Posted on — By Brenda Tena

As a Las Vegas native, I appreciate air conditioning and water far more than any other city dweller. Without these two indispensable items, Las Vegas would not exist. Our community has learned to be frugal with both. We understand our “place” to know how to manage water usage for a nearing 3 million people.

But there are still some areas we could improve in. This is where architects and engineers come into action. We want to design desert responding infrastructure. Our goal is to continue to educate the community on best practices in our regional climate.

I know Las Vegas can be a model city for desert architecture—we just have to go back to our roots.

Air conditioning is vital for our city. Without it, we could not handle the heat, not to mention host over a million tourists every year in our hotels and casinos. Yet, active mechanical systems are not the only methods to helping us stay cool in the desert. The earliest examples of passive cooling in the Las Vegas valley dates back to the first settlers.

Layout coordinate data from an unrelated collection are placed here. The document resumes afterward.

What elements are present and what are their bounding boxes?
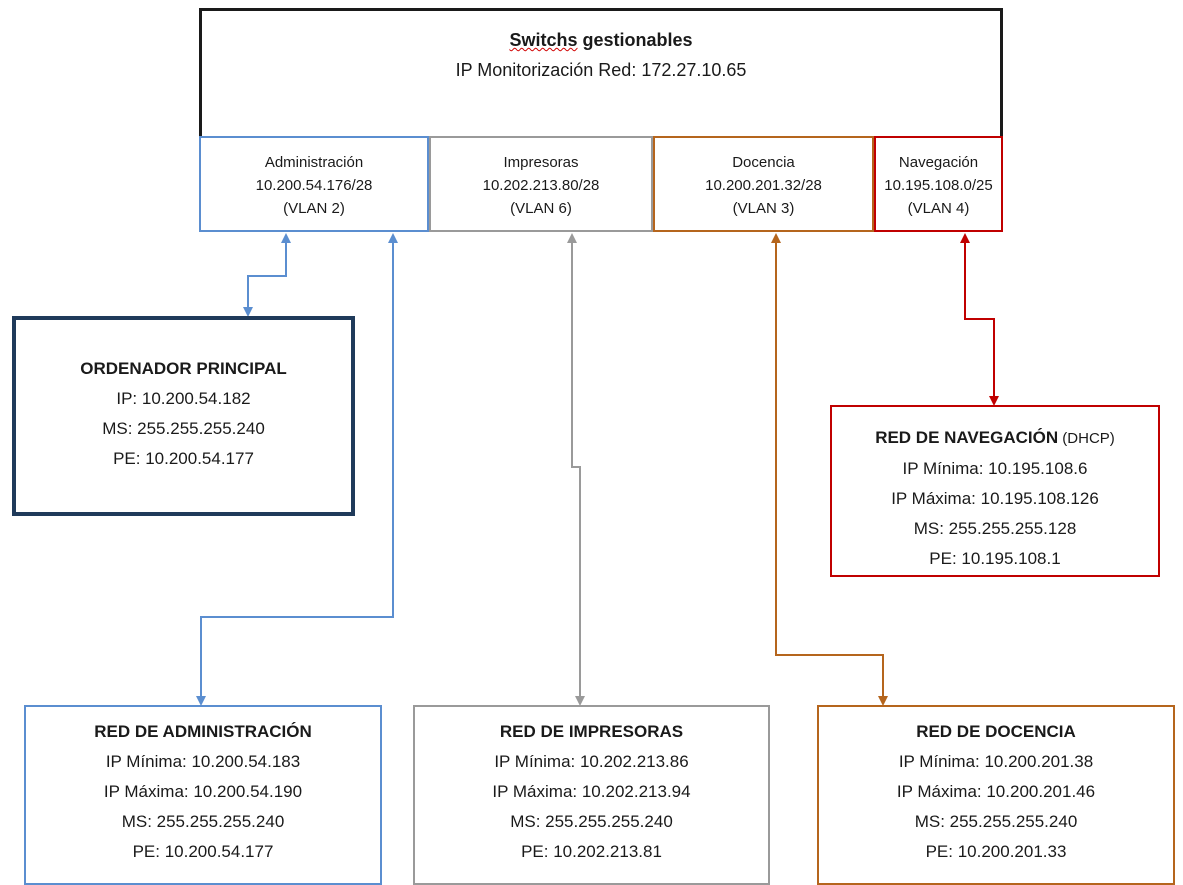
vlan-name: Navegación xyxy=(898,154,979,171)
red-impresoras-box: RED DE IMPRESORAS IP Mínima: 10.202.213.… xyxy=(413,705,770,885)
red-admin-pe: PE: 10.200.54.177 xyxy=(132,842,274,861)
red-admin-ms: MS: 255.255.255.240 xyxy=(121,812,285,831)
red-navegacion-box: RED DE NAVEGACIÓN (DHCP) IP Mínima: 10.1… xyxy=(830,405,1160,577)
vlan-subnet: 10.200.54.176/28 xyxy=(255,177,373,194)
vlan-id: (VLAN 3) xyxy=(732,200,795,217)
vlan-impresoras: Impresoras 10.202.213.80/28 (VLAN 6) xyxy=(429,136,653,232)
ordenador-pe: PE: 10.200.54.177 xyxy=(113,449,254,468)
red-administracion-box: RED DE ADMINISTRACIÓN IP Mínima: 10.200.… xyxy=(24,705,382,885)
navegacion-ip-max: IP Máxima: 10.195.108.126 xyxy=(891,489,1099,508)
vlan-id: (VLAN 2) xyxy=(283,200,345,217)
vlan-subnet: 10.202.213.80/28 xyxy=(482,177,600,194)
red-doc-ip-max: IP Máxima: 10.200.201.46 xyxy=(896,782,1096,801)
switch-subtitle: IP Monitorización Red: 172.27.10.65 xyxy=(455,60,747,80)
red-imp-title: RED DE IMPRESORAS xyxy=(499,722,684,741)
vlan-name: Docencia xyxy=(732,154,795,171)
switch-title: Switchs gestionables xyxy=(509,30,693,50)
vlan-name: Impresoras xyxy=(503,154,579,171)
red-doc-title: RED DE DOCENCIA xyxy=(916,722,1076,741)
ordenador-ip: IP: 10.200.54.182 xyxy=(116,389,251,408)
red-admin-ip-max: IP Máxima: 10.200.54.190 xyxy=(103,782,303,801)
red-imp-ms: MS: 255.255.255.240 xyxy=(510,812,673,831)
vlan-subnet: 10.200.201.32/28 xyxy=(705,177,822,194)
arrow-admin-red xyxy=(196,233,398,706)
arrow-admin-ordenador xyxy=(243,233,291,317)
vlan-name: Administración xyxy=(264,154,364,171)
red-doc-ip-min: IP Mínima: 10.200.201.38 xyxy=(898,752,1094,771)
arrow-docencia-red xyxy=(771,233,888,706)
vlan-docencia: Docencia 10.200.201.32/28 (VLAN 3) xyxy=(653,136,874,232)
arrow-navegacion-red xyxy=(960,233,999,406)
navegacion-ms: MS: 255.255.255.128 xyxy=(913,519,1077,538)
red-admin-ip-min: IP Mínima: 10.200.54.183 xyxy=(105,752,301,771)
arrow-impresoras-red xyxy=(567,233,585,706)
red-imp-ip-min: IP Mínima: 10.202.213.86 xyxy=(494,752,689,771)
vlan-administracion: Administración 10.200.54.176/28 (VLAN 2) xyxy=(199,136,429,232)
red-admin-title: RED DE ADMINISTRACIÓN xyxy=(94,722,312,741)
ordenador-principal-box: ORDENADOR PRINCIPAL IP: 10.200.54.182 MS… xyxy=(12,316,355,516)
red-imp-ip-max: IP Máxima: 10.202.213.94 xyxy=(492,782,691,801)
vlan-navegacion: Navegación 10.195.108.0/25 (VLAN 4) xyxy=(874,136,1003,232)
ordenador-title: ORDENADOR PRINCIPAL xyxy=(80,359,287,378)
navegacion-ip-min: IP Mínima: 10.195.108.6 xyxy=(902,459,1088,478)
red-doc-pe: PE: 10.200.201.33 xyxy=(925,842,1067,861)
vlan-id: (VLAN 6) xyxy=(510,200,572,217)
navegacion-pe: PE: 10.195.108.1 xyxy=(929,549,1061,568)
red-imp-pe: PE: 10.202.213.81 xyxy=(521,842,662,861)
ordenador-ms: MS: 255.255.255.240 xyxy=(102,419,265,438)
vlan-id: (VLAN 4) xyxy=(907,200,970,217)
red-doc-ms: MS: 255.255.255.240 xyxy=(914,812,1078,831)
navegacion-title: RED DE NAVEGACIÓN (DHCP) xyxy=(875,428,1115,447)
vlan-subnet: 10.195.108.0/25 xyxy=(884,177,993,194)
red-docencia-box: RED DE DOCENCIA IP Mínima: 10.200.201.38… xyxy=(817,705,1175,885)
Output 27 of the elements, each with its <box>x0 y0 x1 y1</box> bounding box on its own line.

They are the Anazani, or “Ancient Ones.” These were the ancestors of the modern Pueblo Indians. These settlers used local materials to build up Mojave Pit Houses, made of mud, straw, and tall lumber. Together, these materials would create a strong brick-like material called adobe, which is an ideal building material for climates with hot days and cool nights.

As a high thermal mass material, adobe is able to mitigate exterior heat transfers throughout the day, and transfer stored embodied thermal energy for cool nights. Also, adobe contributes as a durable and long lasting material. Las Vegas’ Springs Preserve is one place where you can see this in person.

Fast forward several hundred years, our most common building material in Las Vegas isn’t always locally sourced, nor does it makes sense for our climate. With the advent and rise of the casino industry, we have flourished as a major metropolitan city. But we have misplaced our knowledge for responsive desert architecture. Instead, we have built intensive active systems to support the bloodline of our economy, e.g. The Strip.

Moving forward, we should be learning from our past to inform the future. For example, using adobe like the ancestral Puebloans. As a student, and future designer, I would like to see Las Vegas grow with site specific architecture and design. I know Las Vegas can be a model city for desert architecture—we just have to go back to our roots.